Crosslinking the two most reactive Cys (SH1 and SH2) of the myosin catalytic domain (CD) inhibits force production and ATP hydrolysis and locks myosin in a weak actin-binding conformation with the CD immobilized and orientationally disordered. These results suggest that crosslinking traps a state in which the myosin head is on the cusp of force generation. In the present study, we measured the structural dynamics of myosin's light chain domain (LCD) in skeletal muscle fibers during rigor, relaxation, and with SH1 and SH2 crosslinked.
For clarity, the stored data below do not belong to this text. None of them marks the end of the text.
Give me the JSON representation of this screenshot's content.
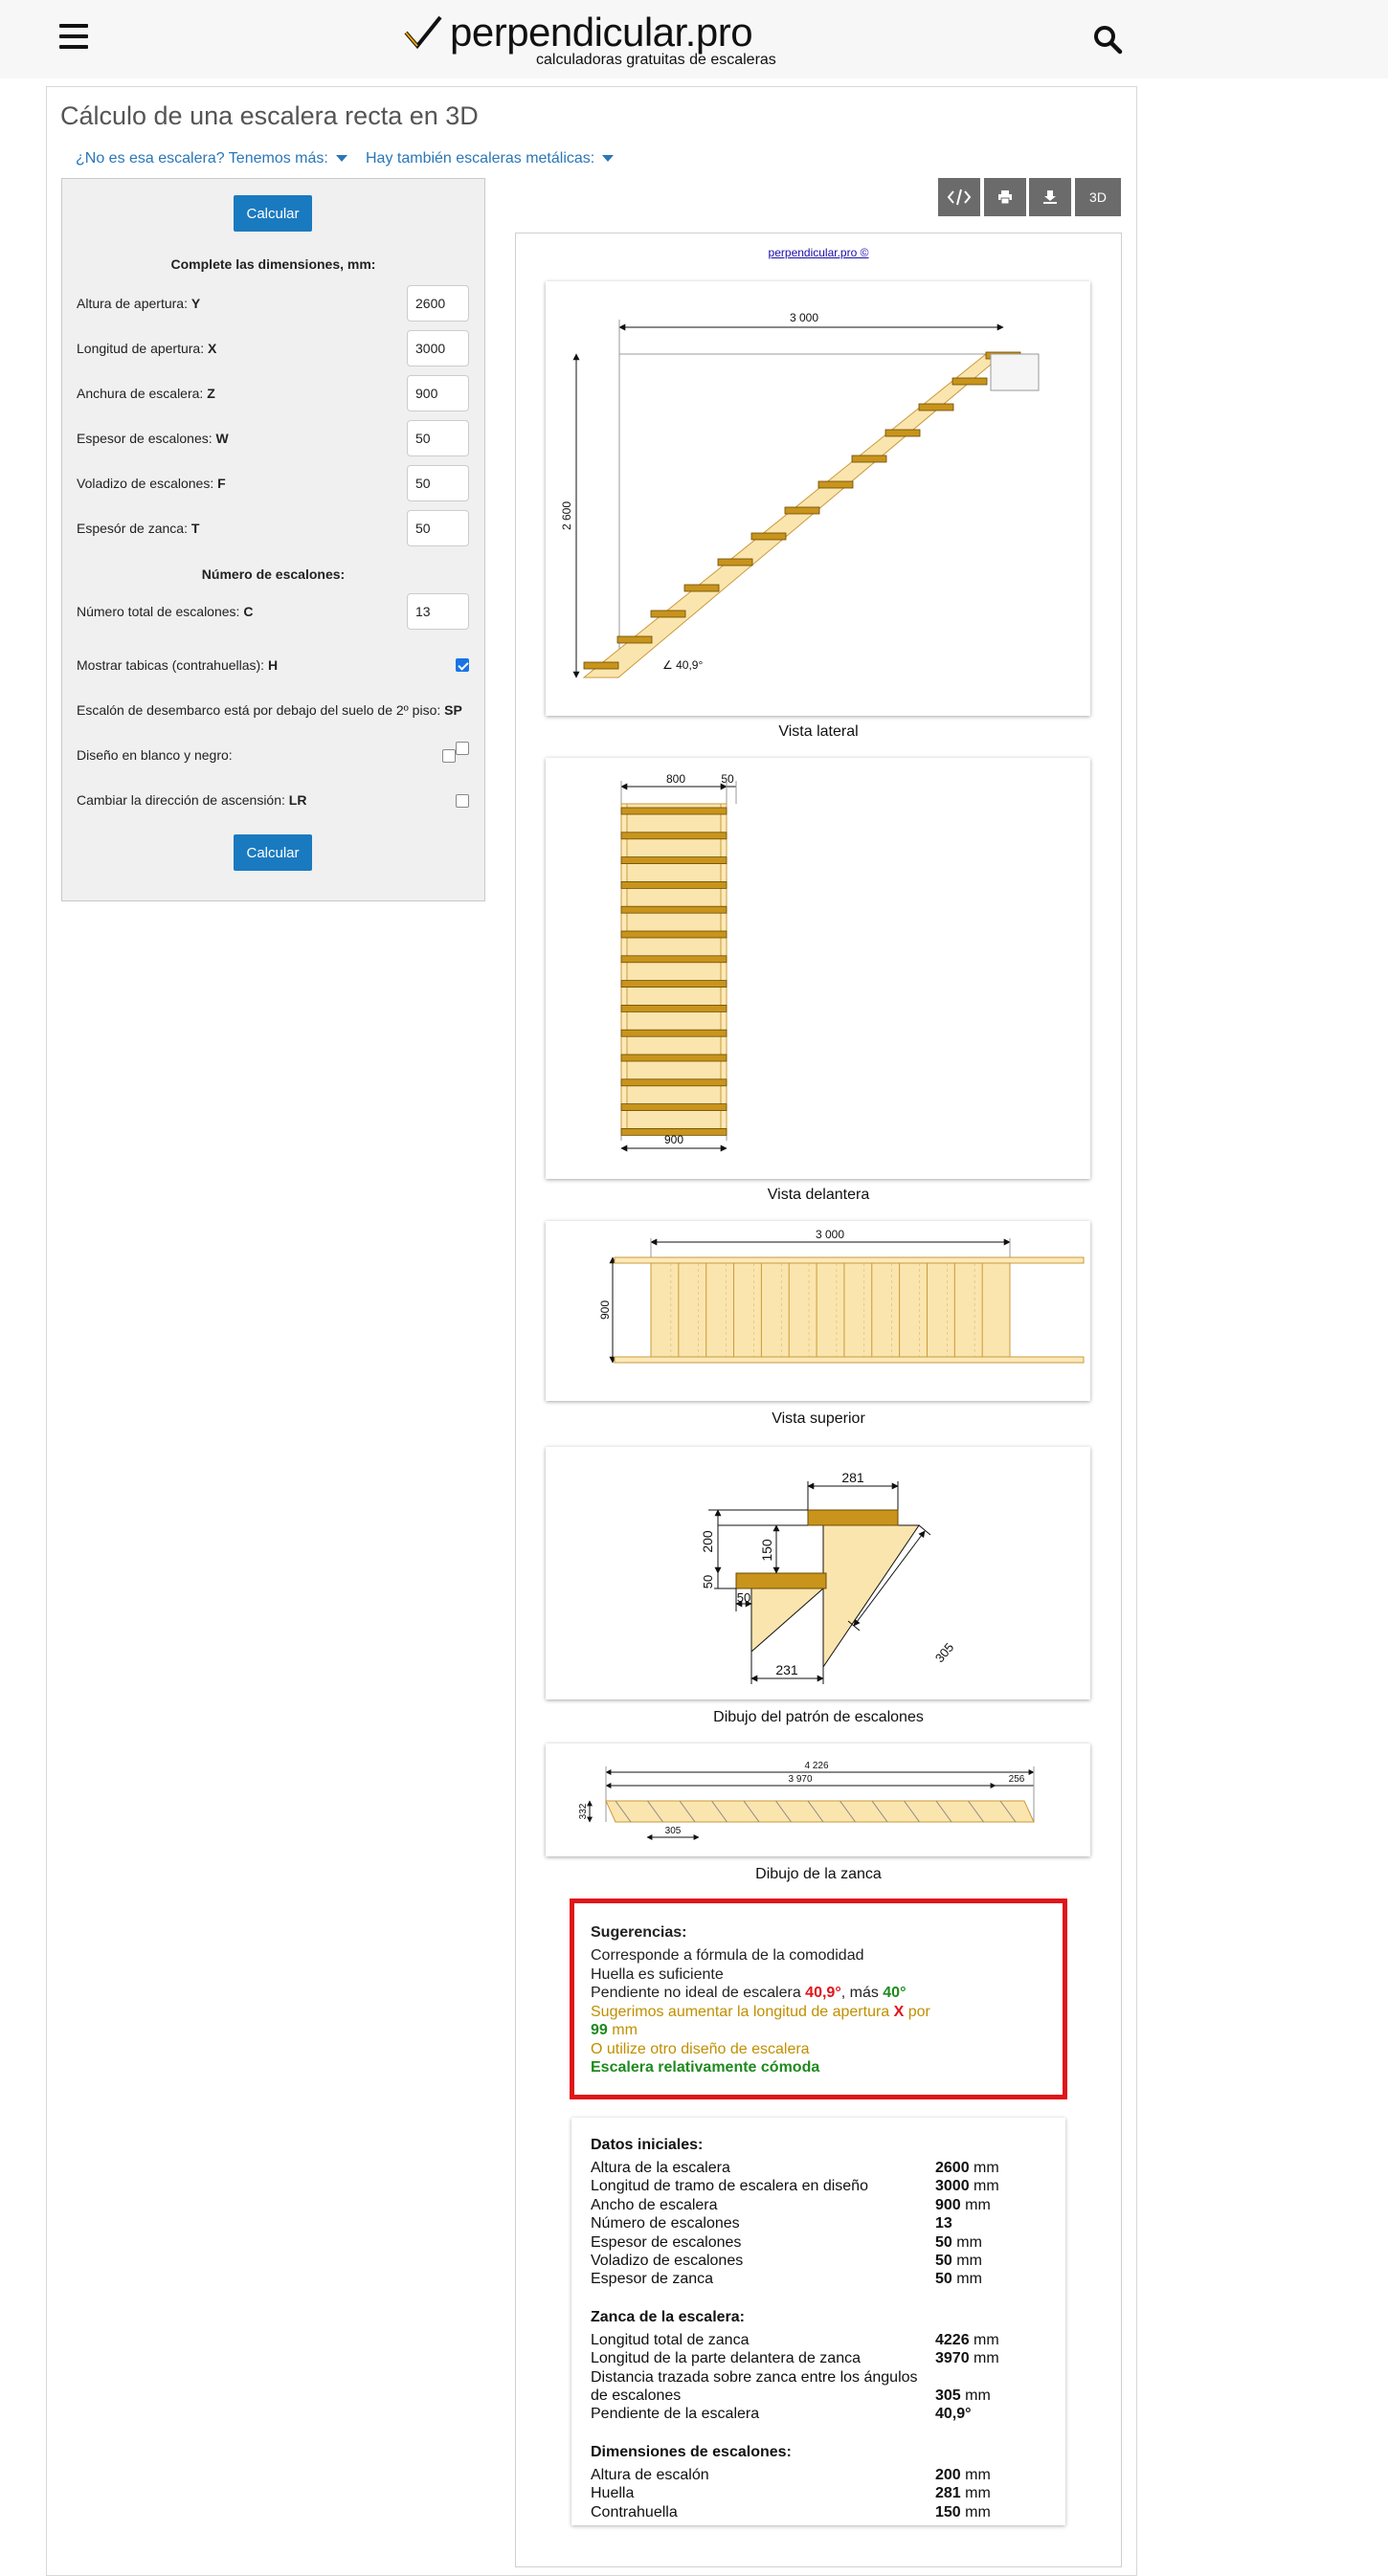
{
  "header": {
    "logo_text": "perpendicular.pro",
    "logo_sub": "calculadoras gratuitas de escaleras"
  },
  "page": {
    "title": "Cálculo de una escalera recta en 3D",
    "dropdown1": "¿No es esa escalera? Tenemos más:",
    "dropdown2": "Hay también escaleras metálicas:"
  },
  "form": {
    "calc_label": "Calcular",
    "dims_heading": "Complete las dimensiones, mm:",
    "fields": [
      {
        "label": "Altura de apertura: ",
        "key": "Y",
        "value": "2600"
      },
      {
        "label": "Longitud de apertura: ",
        "key": "X",
        "value": "3000"
      },
      {
        "label": "Anchura de escalera: ",
        "key": "Z",
        "value": "900"
      },
      {
        "label": "Espesor de escalones: ",
        "key": "W",
        "value": "50"
      },
      {
        "label": "Voladizo de escalones: ",
        "key": "F",
        "value": "50"
      },
      {
        "label": "Espesór de zanca: ",
        "key": "T",
        "value": "50"
      }
    ],
    "steps_heading": "Número de escalones:",
    "steps_field": {
      "label": "Número total de escalones: ",
      "key": "C",
      "value": "13"
    },
    "options": [
      {
        "label": "Mostrar tabicas (contrahuellas): ",
        "key": "H",
        "checked": true
      },
      {
        "label": "Escalón de desembarco está por debajo del suelo de 2º piso: ",
        "key": "SP",
        "checked": false
      },
      {
        "label": "Diseño en blanco y negro:",
        "key": "",
        "checked": false
      },
      {
        "label": "Cambiar la dirección de ascensión: ",
        "key": "LR",
        "checked": false
      }
    ]
  },
  "toolbar": {
    "code": "</>",
    "print": "print",
    "download": "download",
    "three_d": "3D"
  },
  "credit": "perpendicular.pro ©",
  "drawings": {
    "lateral": {
      "caption": "Vista lateral",
      "width_label": "3 000",
      "height_label": "2 600",
      "angle_label": "∠ 40,9°"
    },
    "front": {
      "caption": "Vista delantera",
      "top1": "800",
      "top2": "50",
      "bottom": "900"
    },
    "top": {
      "caption": "Vista superior",
      "length": "3 000",
      "width": "900"
    },
    "pattern": {
      "caption": "Dibujo del patrón de escalones",
      "tread": "281",
      "h200": "200",
      "h150": "150",
      "h50a": "50",
      "h50b": "50",
      "run": "231",
      "diag": "305"
    },
    "stringer": {
      "caption": "Dibujo de la zanca",
      "total": "4 226",
      "front": "3 970",
      "end": "256",
      "height": "332",
      "step": "305"
    }
  },
  "suggestions": {
    "heading": "Sugerencias:",
    "l1": "Corresponde a fórmula de la comodidad",
    "l2": "Huella es suficiente",
    "l3a": "Pendiente no ideal de escalera ",
    "l3b": "40,9°",
    "l3c": ", más ",
    "l3d": "40°",
    "l4a": "Sugerimos aumentar la longitud de apertura ",
    "l4b": "X",
    "l4c": " por",
    "l5a": "99",
    "l5b": " mm",
    "l6": "O utilize otro diseño de escalera",
    "l7": "Escalera relativamente cómoda"
  },
  "data": {
    "sections": [
      {
        "heading": "Datos iniciales:",
        "rows": [
          {
            "label": "Altura de la escalera",
            "value": "2600",
            "unit": " mm"
          },
          {
            "label": "Longitud de tramo de escalera en diseño",
            "value": "3000",
            "unit": " mm"
          },
          {
            "label": "Ancho de escalera",
            "value": "900",
            "unit": " mm"
          },
          {
            "label": "Número de escalones",
            "value": "13",
            "unit": ""
          },
          {
            "label": "Espesor de escalones",
            "value": "50",
            "unit": " mm"
          },
          {
            "label": "Voladizo de escalones",
            "value": "50",
            "unit": " mm"
          },
          {
            "label": "Espesor de zanca",
            "value": "50",
            "unit": " mm"
          }
        ]
      },
      {
        "heading": "Zanca de la escalera:",
        "rows": [
          {
            "label": "Longitud total de zanca",
            "value": "4226",
            "unit": " mm"
          },
          {
            "label": "Longitud de la parte delantera de zanca",
            "value": "3970",
            "unit": " mm"
          },
          {
            "label": "Distancia trazada sobre zanca entre los ángulos",
            "value": "",
            "unit": ""
          },
          {
            "label": "de escalones",
            "value": "305",
            "unit": " mm"
          },
          {
            "label": "Pendiente de la escalera",
            "value": "40,9°",
            "unit": ""
          }
        ]
      },
      {
        "heading": "Dimensiones de escalones:",
        "rows": [
          {
            "label": "Altura de escalón",
            "value": "200",
            "unit": " mm"
          },
          {
            "label": "Huella",
            "value": "281",
            "unit": " mm"
          },
          {
            "label": "Contrahuella",
            "value": "150",
            "unit": " mm"
          }
        ]
      }
    ]
  }
}
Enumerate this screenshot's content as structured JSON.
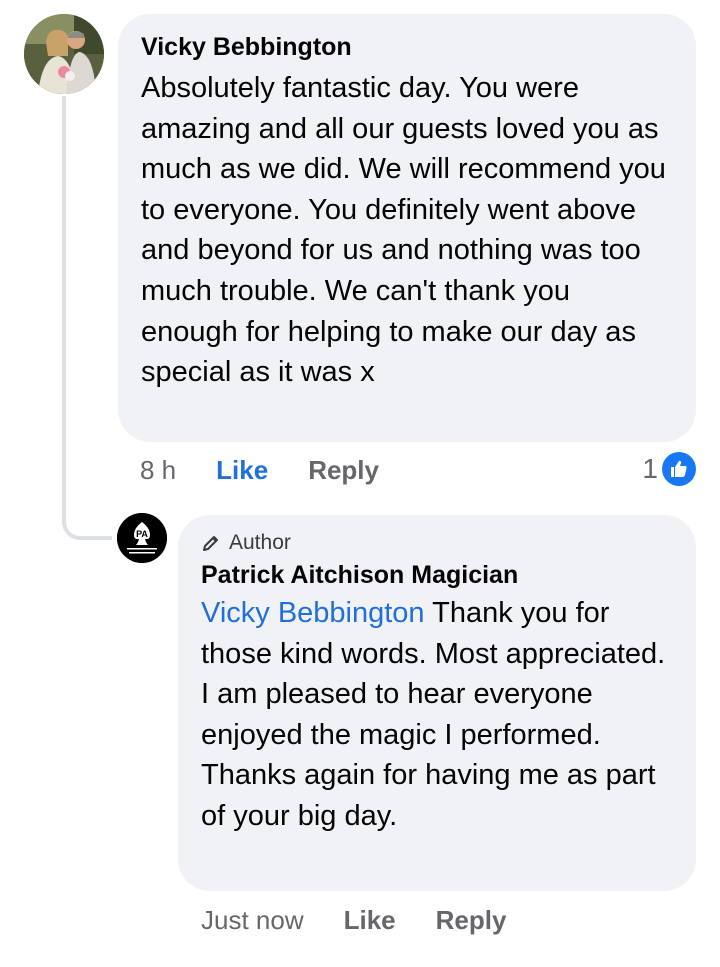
{
  "comment": {
    "author": "Vicky Bebbington",
    "text": "Absolutely fantastic day. You were amazing and all our guests loved you as much as we did. We will recommend you to everyone. You definitely went above and beyond for us and nothing was too much trouble. We can't thank you enough for helping to make our day as special as it was x",
    "time": "8 h",
    "like_label": "Like",
    "reply_label": "Reply",
    "reaction_count": "1",
    "reaction_icon": "thumbs-up-icon",
    "like_color": "#216fdb",
    "reaction_color": "#1877f2"
  },
  "reply": {
    "badge_label": "Author",
    "badge_icon": "pencil-icon",
    "author": "Patrick Aitchison Magician",
    "mention": "Vicky Bebbington",
    "text": "Thank you for those kind words. Most appreciated. I am pleased to hear everyone enjoyed the magic I performed. Thanks again for having me as part of your big day.",
    "time": "Just now",
    "like_label": "Like",
    "reply_label": "Reply"
  }
}
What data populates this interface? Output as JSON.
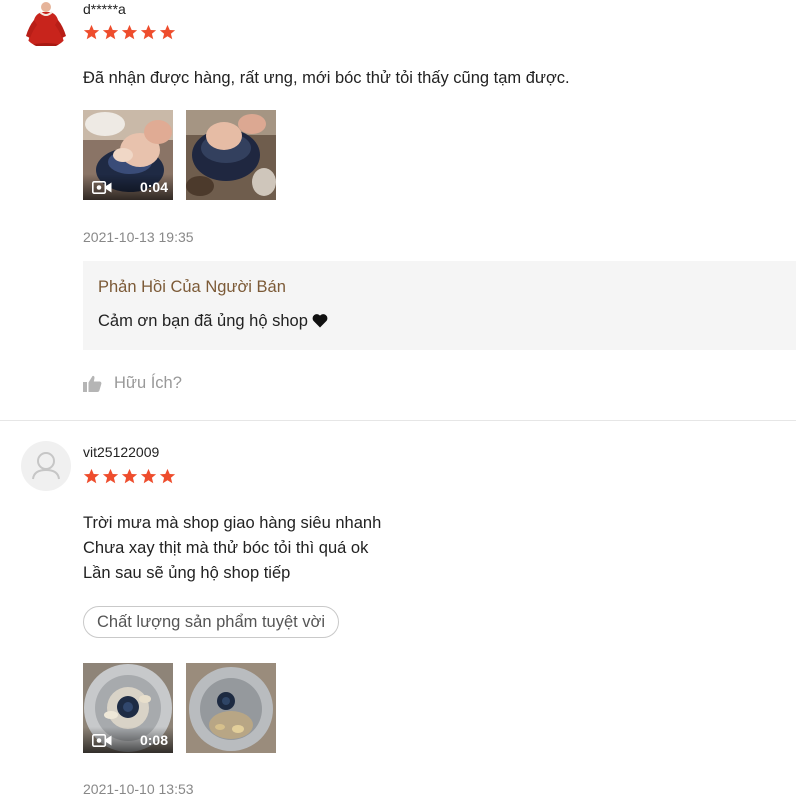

To measure LCD structural dynamics, we exchanged spin labeled RLC for native RLC in permeabilized muscle fibers, with retention of function, then used EPR spectroscopy to measure structural dynamics. EPR spectra indicate when SH1 and SH2 are crosslinked, the LCD is in an orientation intermediate between relaxation and rigor, indicative of a state beginning to generate force. The saturation transfer EPR (STEPR) spectrum from these fibers does not change with crosslinking, demonstrating that that the LCD undergoes very slow dynamics, as in rigor, and is less dynamic than relaxation. In order to relate LCD structural dynamics with those of the CD, we measured CD structural dynamics in fibers by directly crosslinking SH1 and SH2 with BSL. EPR spectra from these fibers reveal that the CD is highly disordered, with dynamics ten times slower than in relaxation. Thus when SH1 and SH2 are crosslinked, both domains exhibit structural dynamics intermediate between relaxation (pre-power stroke) and rigor (post-power stroke). This supports the conclusion that SH1-SH2 crosslinking traps a state analogous to an initial force-generating state. We propose that this state is the missing link needed to explain how myosin undergoes a transition from dynamic disorder to order as it converts chemical energy to mechanical work.